第十二章:原初の設計者と虚無の正体――仮想の真実
橋を渡りきった先、そこは「原初の核」。 あらゆる次元の境界線が消失し、時間も空間も、一つの特異点に凝縮された場所であった。 中心に浮かぶ、宇宙の鼓動のように脈動する巨大な光の球体の前に、二柱の圧倒的な威厳を放つ影が座していた。 龍神大君と地神大君。この広大なシミュレーション(宇宙)を構築し、永遠の時間をかけて観測し続けてきた、最高位の管理主体、あるいは神と呼ばれる存在である。彼らの姿は、もはや形を持たず、純粋な意志の波として空間を満たしていた。
「よくぞ辿り着いた、小さき、しかし偉大なる観測者たちよ。お前たちの物語を、我々は固唾を呑んで見守っていた」 龍神大君の声は、全宇宙の原子の振動を一つに合わせたような、身体の芯まで心地よく、そして厳しく震わせる響きであった。
「龍神様、地神様。お尋ねします。このユグドラシルを蝕む闇は、一体どこから来たのですか? 世界は、なぜ自ら消滅の淵へと向かっているのですか? 私たちの何が間違っていたのですか?」アダパーが切実に問う。

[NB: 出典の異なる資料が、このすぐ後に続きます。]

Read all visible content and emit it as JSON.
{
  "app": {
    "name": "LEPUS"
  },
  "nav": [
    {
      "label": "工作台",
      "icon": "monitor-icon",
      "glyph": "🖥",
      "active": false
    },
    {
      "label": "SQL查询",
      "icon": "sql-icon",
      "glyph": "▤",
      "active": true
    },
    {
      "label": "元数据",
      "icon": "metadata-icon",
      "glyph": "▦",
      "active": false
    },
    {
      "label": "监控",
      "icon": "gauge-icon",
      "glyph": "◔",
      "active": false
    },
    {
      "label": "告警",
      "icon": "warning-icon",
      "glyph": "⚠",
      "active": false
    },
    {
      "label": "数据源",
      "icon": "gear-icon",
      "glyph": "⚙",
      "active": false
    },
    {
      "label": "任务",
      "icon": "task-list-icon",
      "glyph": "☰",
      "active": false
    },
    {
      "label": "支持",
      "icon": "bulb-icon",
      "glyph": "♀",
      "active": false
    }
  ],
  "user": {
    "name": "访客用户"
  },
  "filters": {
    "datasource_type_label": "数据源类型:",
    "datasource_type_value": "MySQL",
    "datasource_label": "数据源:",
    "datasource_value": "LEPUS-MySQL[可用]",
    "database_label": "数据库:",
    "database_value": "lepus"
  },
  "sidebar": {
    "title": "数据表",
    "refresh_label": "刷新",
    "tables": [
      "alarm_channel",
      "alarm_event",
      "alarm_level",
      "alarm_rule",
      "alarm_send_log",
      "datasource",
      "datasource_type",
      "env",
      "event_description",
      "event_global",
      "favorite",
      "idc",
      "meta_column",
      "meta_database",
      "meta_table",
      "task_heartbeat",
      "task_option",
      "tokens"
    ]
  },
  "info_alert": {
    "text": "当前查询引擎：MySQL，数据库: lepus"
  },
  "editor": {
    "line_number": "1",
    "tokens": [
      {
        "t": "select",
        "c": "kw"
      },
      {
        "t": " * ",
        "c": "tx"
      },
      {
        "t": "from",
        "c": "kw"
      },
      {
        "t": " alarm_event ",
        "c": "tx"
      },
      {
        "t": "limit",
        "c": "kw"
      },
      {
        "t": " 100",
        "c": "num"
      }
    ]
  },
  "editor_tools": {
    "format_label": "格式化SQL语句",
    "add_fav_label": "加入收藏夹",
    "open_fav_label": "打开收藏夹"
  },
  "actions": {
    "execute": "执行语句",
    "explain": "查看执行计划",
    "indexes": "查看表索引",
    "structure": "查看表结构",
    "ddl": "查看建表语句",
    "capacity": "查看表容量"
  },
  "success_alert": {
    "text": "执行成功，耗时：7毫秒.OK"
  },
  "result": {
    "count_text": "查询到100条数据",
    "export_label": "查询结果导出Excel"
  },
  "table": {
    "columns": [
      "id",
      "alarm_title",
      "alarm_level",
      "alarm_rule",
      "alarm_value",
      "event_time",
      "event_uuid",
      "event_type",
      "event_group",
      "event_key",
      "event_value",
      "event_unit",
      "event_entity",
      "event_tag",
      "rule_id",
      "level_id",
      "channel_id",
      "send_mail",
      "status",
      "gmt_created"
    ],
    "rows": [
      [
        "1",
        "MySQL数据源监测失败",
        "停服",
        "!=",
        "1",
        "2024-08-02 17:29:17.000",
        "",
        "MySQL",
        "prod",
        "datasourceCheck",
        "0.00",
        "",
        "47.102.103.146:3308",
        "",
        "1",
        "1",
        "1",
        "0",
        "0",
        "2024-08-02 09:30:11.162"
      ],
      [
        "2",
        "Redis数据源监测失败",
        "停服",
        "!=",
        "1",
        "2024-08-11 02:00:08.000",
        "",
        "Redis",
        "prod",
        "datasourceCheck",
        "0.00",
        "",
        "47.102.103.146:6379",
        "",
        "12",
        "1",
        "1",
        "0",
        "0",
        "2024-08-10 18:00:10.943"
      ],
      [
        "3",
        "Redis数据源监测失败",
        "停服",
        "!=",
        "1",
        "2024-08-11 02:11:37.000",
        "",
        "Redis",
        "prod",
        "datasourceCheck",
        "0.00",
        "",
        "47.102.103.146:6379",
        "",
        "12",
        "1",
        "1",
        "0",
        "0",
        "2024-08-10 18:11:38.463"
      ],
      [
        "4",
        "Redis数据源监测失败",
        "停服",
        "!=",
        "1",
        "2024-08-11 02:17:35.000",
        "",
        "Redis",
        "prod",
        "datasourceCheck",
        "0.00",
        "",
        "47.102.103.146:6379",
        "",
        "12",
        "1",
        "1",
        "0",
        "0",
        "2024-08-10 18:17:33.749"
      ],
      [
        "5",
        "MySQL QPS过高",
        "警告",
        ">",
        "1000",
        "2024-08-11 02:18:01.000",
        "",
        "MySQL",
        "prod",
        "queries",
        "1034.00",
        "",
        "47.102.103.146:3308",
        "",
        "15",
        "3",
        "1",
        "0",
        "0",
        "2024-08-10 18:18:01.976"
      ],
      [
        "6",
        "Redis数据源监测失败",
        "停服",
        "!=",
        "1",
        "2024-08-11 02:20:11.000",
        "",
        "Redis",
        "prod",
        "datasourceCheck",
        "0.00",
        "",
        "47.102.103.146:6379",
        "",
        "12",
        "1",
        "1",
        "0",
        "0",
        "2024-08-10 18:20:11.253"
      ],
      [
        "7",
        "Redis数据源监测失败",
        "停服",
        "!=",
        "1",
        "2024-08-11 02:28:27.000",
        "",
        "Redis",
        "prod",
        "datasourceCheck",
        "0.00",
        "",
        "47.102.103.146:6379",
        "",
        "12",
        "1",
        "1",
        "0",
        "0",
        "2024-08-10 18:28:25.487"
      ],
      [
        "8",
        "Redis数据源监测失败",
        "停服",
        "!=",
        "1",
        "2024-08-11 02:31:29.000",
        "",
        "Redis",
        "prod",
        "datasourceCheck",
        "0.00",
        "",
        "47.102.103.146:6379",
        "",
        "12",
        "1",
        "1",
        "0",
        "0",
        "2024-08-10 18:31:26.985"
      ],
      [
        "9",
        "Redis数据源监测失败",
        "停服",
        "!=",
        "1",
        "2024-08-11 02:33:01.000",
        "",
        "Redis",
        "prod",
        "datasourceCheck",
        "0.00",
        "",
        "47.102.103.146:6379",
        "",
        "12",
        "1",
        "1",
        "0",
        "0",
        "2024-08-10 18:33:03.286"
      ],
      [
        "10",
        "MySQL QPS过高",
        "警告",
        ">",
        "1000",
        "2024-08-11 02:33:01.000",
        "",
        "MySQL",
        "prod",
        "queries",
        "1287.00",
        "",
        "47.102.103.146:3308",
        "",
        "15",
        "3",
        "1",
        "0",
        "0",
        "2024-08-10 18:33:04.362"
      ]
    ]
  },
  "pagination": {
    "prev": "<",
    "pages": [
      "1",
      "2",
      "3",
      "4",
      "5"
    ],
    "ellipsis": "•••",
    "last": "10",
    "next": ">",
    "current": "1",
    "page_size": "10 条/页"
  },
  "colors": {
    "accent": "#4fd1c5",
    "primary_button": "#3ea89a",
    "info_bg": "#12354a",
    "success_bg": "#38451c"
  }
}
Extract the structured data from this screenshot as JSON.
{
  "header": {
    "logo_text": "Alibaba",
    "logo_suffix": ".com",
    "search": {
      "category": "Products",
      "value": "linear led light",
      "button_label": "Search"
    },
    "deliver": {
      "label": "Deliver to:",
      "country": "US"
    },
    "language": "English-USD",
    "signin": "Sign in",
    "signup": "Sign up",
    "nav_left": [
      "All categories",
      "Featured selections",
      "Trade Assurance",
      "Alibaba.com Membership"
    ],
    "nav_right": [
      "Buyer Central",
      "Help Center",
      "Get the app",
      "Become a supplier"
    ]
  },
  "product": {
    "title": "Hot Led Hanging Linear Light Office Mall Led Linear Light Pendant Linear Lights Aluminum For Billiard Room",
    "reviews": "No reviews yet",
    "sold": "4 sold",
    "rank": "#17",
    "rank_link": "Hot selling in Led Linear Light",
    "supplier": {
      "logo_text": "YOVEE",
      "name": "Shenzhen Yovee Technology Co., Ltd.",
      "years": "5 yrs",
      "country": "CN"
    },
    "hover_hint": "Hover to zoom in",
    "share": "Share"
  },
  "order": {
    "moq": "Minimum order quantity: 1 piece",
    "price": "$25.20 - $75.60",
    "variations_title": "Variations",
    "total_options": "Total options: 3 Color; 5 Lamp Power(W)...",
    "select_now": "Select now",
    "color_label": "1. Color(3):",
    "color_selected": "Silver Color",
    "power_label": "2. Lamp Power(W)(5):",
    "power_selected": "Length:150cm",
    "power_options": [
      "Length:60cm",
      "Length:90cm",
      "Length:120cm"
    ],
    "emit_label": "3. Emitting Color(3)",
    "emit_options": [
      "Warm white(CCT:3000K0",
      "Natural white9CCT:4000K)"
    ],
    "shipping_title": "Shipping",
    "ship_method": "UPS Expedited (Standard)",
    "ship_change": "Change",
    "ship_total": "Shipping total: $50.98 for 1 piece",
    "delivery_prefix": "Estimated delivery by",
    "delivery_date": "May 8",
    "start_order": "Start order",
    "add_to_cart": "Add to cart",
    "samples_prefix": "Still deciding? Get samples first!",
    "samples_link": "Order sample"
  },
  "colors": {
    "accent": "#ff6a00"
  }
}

地神大君が、哀しげな、大地を潤す慈雨のような穏やかな波動を送る。 「アダパーよ、その問いこそが闇の正体なのだ。この世界を蝕む闇は、外部から来た侵略者ではない。この仮想現実に生きる無数の知性体が、知らず知らずのうちに世界の『不確かさ』と『限界』に気づき始めたことで生じた、『絶望』と『虚無』という名の精神的なエントロピーなのだよ」
「……私たちの絶望が、この巨大な世界を壊しているのですか?」
「そうだ。すべてが幻影であり、いつか消えるデータに過ぎないと知性を高めた者が悟った瞬間、人々の心には『何をやっても無駄だ、意味などない』という巨大な空白、暗い心の穴が生まれた。その空白が、システム内のエネルギーを吸い尽くし、世界を内側から解体し始めたのだ。ユグドラシルは今、自らの子供たちが抱く『虚無』という猛毒によって、内部から窒息しかけている。知恵を得た者が、その知恵によって自らの存在を否定し始めたのだよ」
アダパーは激しい衝撃に震えた。戦うべき敵は魔物でも邪神でもなく、自分たち自身の心に宿る、存在への冷めた疑念だったのである。